Is the "no landing" scenario being abandoned?
Not quite, but we believe its probability might have reached its peak. The labour market plays a critical role in both policy-making and our scenario probabilities. Signs of moderation have led us to decrease the risk associated with a 'no landing' scenario, while slightly increasing the risk of a hard landing. In essence, the tighter the labour market, the higher the risk of "no landing". Recent developments suggest a reduced risk of the US labour market tightening again, with more evidence pointing towards it easing.
The US quits figure, which measures the number of voluntary job leavers as a proportion of total employment, is one of our favourite labour market indicators. This figure continues to moderate and is now lower than the levels seen in 2019. Furthermore, small business hiring intentions, as measured by the National Federation of Independent Business survey, have significantly slowed since the end of the previous year.

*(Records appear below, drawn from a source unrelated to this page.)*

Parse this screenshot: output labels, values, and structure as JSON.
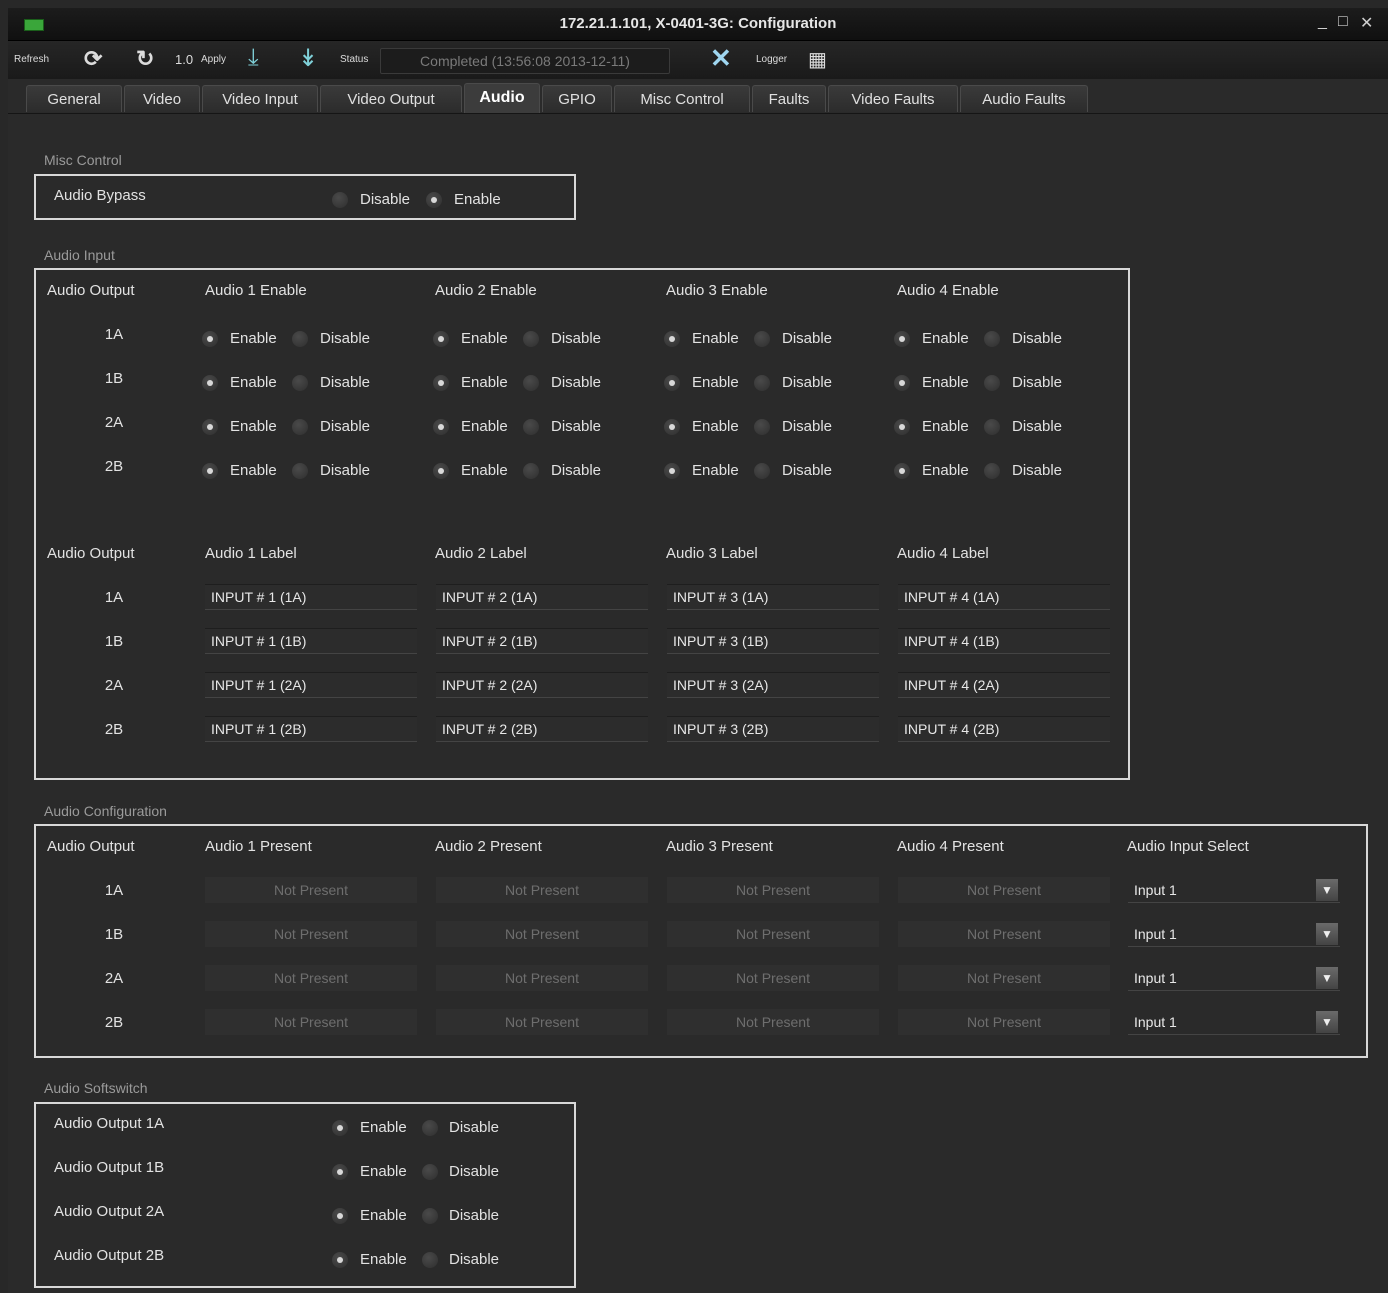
{
  "window": {
    "title": "172.21.1.101, X-0401-3G: Configuration",
    "controls": [
      "_",
      "□",
      "✕"
    ]
  },
  "toolbar": {
    "refresh_label": "Refresh",
    "version_label": "1.0",
    "apply_label": "Apply",
    "status_label": "Status",
    "status_value": "Completed  (13:56:08  2013-12-11)",
    "logger_label": "Logger"
  },
  "tabs": [
    "General",
    "Video",
    "Video Input",
    "Video Output",
    "Audio",
    "GPIO",
    "Misc Control",
    "Faults",
    "Video Faults",
    "Audio Faults"
  ],
  "active_tab": "Audio",
  "misc_control": {
    "title": "Misc Control",
    "audio_bypass_label": "Audio Bypass",
    "disable_label": "Disable",
    "enable_label": "Enable",
    "selected": "Enable"
  },
  "audio_input": {
    "title": "Audio Input",
    "output_header": "Audio Output",
    "enable_headers": [
      "Audio 1 Enable",
      "Audio 2 Enable",
      "Audio 3 Enable",
      "Audio 4 Enable"
    ],
    "label_headers": [
      "Audio 1 Label",
      "Audio 2 Label",
      "Audio 3 Label",
      "Audio 4 Label"
    ],
    "rows": [
      "1A",
      "1B",
      "2A",
      "2B"
    ],
    "enable_text": "Enable",
    "disable_text": "Disable",
    "labels": [
      [
        "INPUT # 1 (1A)",
        "INPUT # 2 (1A)",
        "INPUT # 3 (1A)",
        "INPUT # 4 (1A)"
      ],
      [
        "INPUT # 1 (1B)",
        "INPUT # 2 (1B)",
        "INPUT # 3 (1B)",
        "INPUT # 4 (1B)"
      ],
      [
        "INPUT # 1 (2A)",
        "INPUT # 2 (2A)",
        "INPUT # 3 (2A)",
        "INPUT # 4 (2A)"
      ],
      [
        "INPUT # 1 (2B)",
        "INPUT # 2 (2B)",
        "INPUT # 3 (2B)",
        "INPUT # 4 (2B)"
      ]
    ]
  },
  "audio_configuration": {
    "title": "Audio Configuration",
    "output_header": "Audio Output",
    "present_headers": [
      "Audio 1 Present",
      "Audio 2 Present",
      "Audio 3 Present",
      "Audio 4 Present"
    ],
    "select_header": "Audio Input Select",
    "rows": [
      "1A",
      "1B",
      "2A",
      "2B"
    ],
    "present_value": "Not Present",
    "select_values": [
      "Input 1",
      "Input 1",
      "Input 1",
      "Input 1"
    ]
  },
  "audio_softswitch": {
    "title": "Audio Softswitch",
    "rows": [
      "Audio Output 1A",
      "Audio Output 1B",
      "Audio Output 2A",
      "Audio Output 2B"
    ],
    "enable_text": "Enable",
    "disable_text": "Disable"
  },
  "colors": {
    "background": "#282828",
    "panel_border": "#d8d8d8",
    "section_title": "#9a9a9a",
    "app_icon": "#3aa63a"
  }
}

Things are improving steadily
Improvements in the leading indicators of the global manufacturing cycle are being driven by a potent cocktail of easing financial conditions, stimulative fiscal policy and a supportive boost from defence spending amid escalating geopolitical tensions. These factors are unlikely to reverse quickly. We believe they are indicating a moderate rebound in line with a soft landing.

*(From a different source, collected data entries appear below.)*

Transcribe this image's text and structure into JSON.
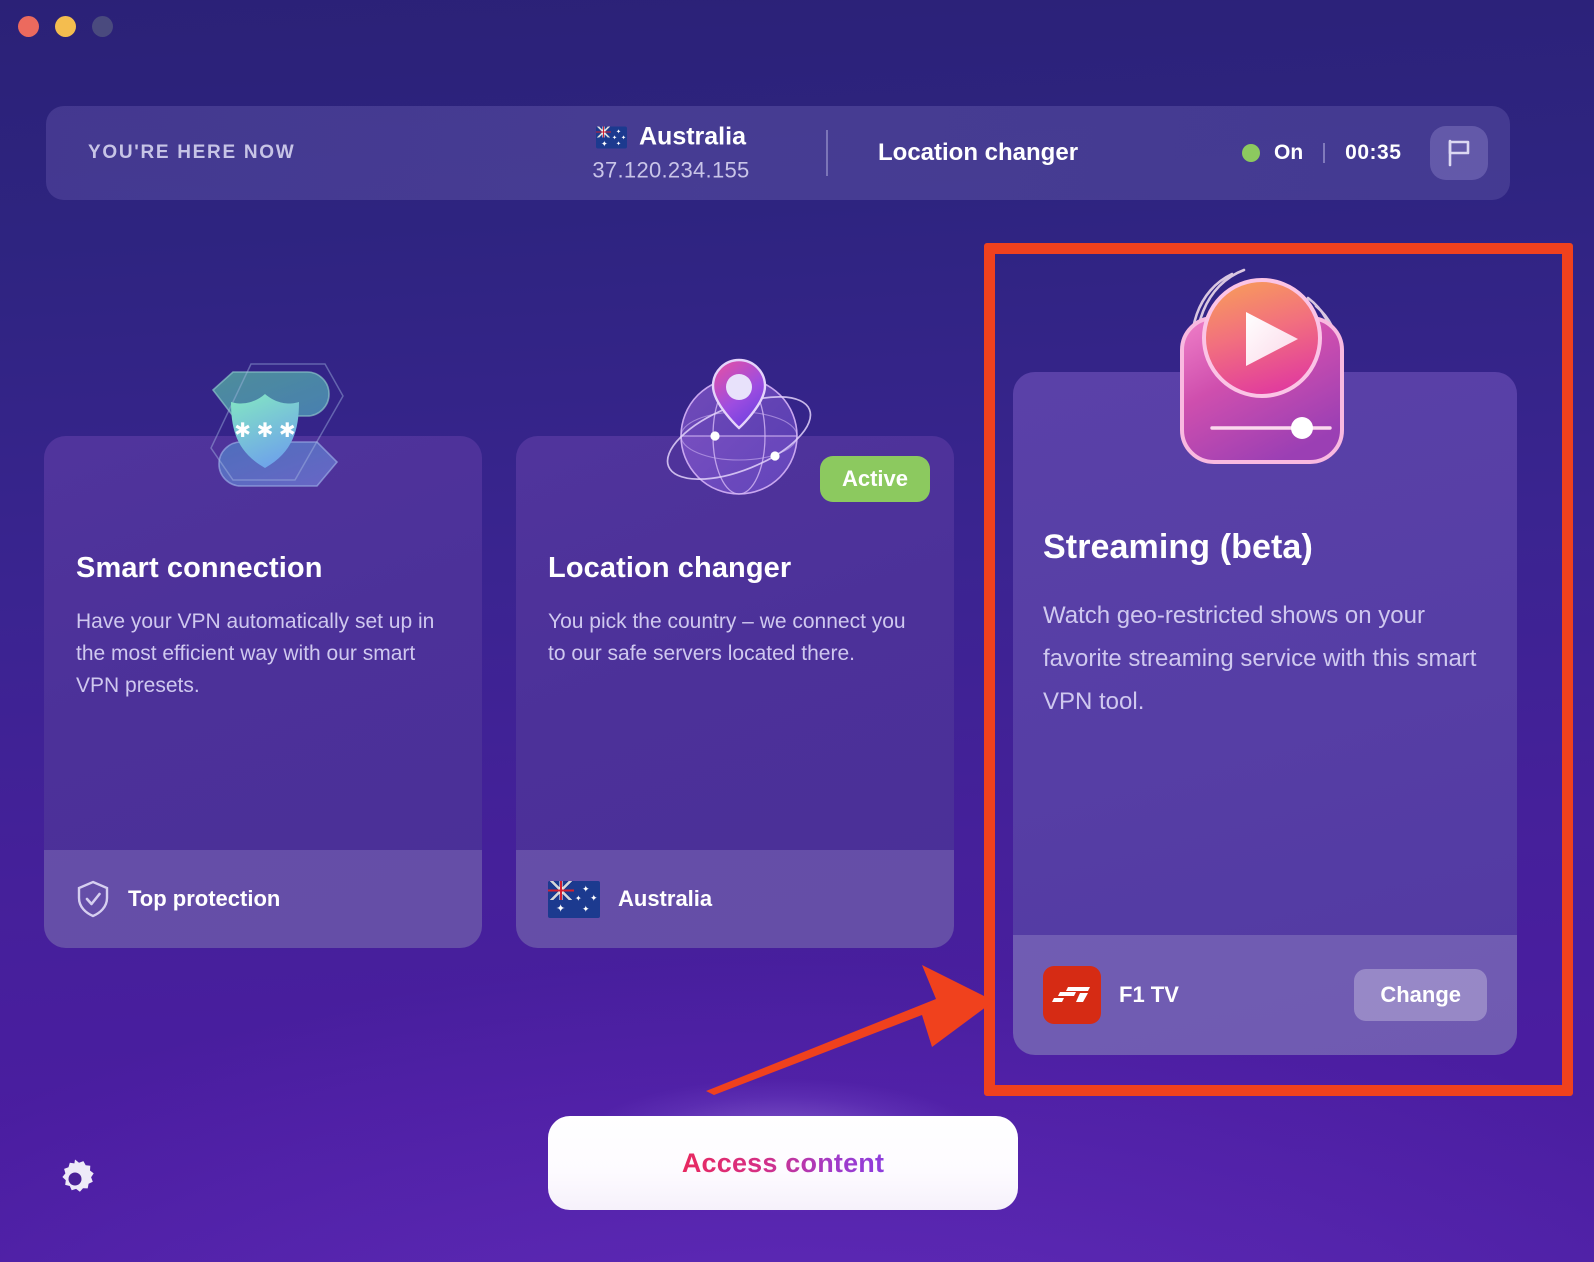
{
  "window": {
    "traffic_lights": [
      "close",
      "minimize",
      "zoom"
    ]
  },
  "status_bar": {
    "here_now_label": "YOU'RE HERE NOW",
    "country": "Australia",
    "country_flag_icon": "australia-flag-icon",
    "ip_address": "37.120.234.155",
    "mode": "Location changer",
    "connection_state": "On",
    "state_dot_color": "#8cc95f",
    "timer": "00:35",
    "flag_button_icon": "flag-icon"
  },
  "cards": {
    "smart": {
      "icon": "shield-password-icon",
      "title": "Smart connection",
      "description": "Have your VPN automatically set up in the most efficient way with our smart VPN presets.",
      "footer_icon": "shield-check-icon",
      "footer_label": "Top protection"
    },
    "location": {
      "icon": "globe-pin-icon",
      "badge": "Active",
      "badge_color": "#8cc95f",
      "title": "Location changer",
      "description": "You pick the country – we connect you to our safe servers located there.",
      "footer_icon": "australia-flag-icon",
      "footer_label": "Australia"
    },
    "streaming": {
      "icon": "video-player-icon",
      "title": "Streaming (beta)",
      "description": "Watch geo-restricted shows on your favorite streaming service with this smart VPN tool.",
      "service_icon": "f1-tv-logo-icon",
      "service_label": "F1 TV",
      "change_button": "Change"
    }
  },
  "bottom": {
    "settings_icon": "gear-icon",
    "access_button": "Access content"
  },
  "annotations": {
    "highlight_color": "#f0411d",
    "arrow_icon": "pointer-arrow-icon"
  }
}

In the Eurozone, too, leading indicators are pointing to clear improvement, as the peak impact of monetary tightening recedes in the rear-view mirror. Given how weak growth expectations are for the region, it's relatively easy to exceed them with positive surprises. However, the persistent nature of inflation, with the disinflation progress made in 2023 stalling this year, serves as a cautionary note.
The deteriorating inflation dynamics are unlikely to hinder the commencement of the European easing cycle. The European Central Bank (ECB) seems committed to a rate cut in June, regardless of circumstances. However, they do imply potential challenges in the long term. We believe the market is anticipating too many rate cuts, too soon, following June.
What does this mean for portfolio positioning?
Our view on overall duration (interest rate risk) has been upgraded as valuations have improved over the past month, particularly in the US. The sell-off of bonds, coupled with the reduced probability of a "no landing" scenario, makes the outright yield levels appear more appealing.
Given the improving economic outlook in the eurozone, the potential for persistent inflation, and relatively high valuations, we prefer to be short on German bunds on a cross-market basis, especially against UK gilts. We maintain our core positioning for a curve steepening dynamic, although we slightly adjust our score on the US curve. While it still provides upside from current levels, it's less than what we previously targeted.
In terms of asset allocation, our strongest conviction continues to be in covered bonds. As for corporate credit, our negative scores remain unchanged for both US investment grade and high yield, reflecting persistently unattractive valuations. In the eurozone, the strong performance of investment grade credit has weakened the argument for favourable valuations, but we still hold a positive view.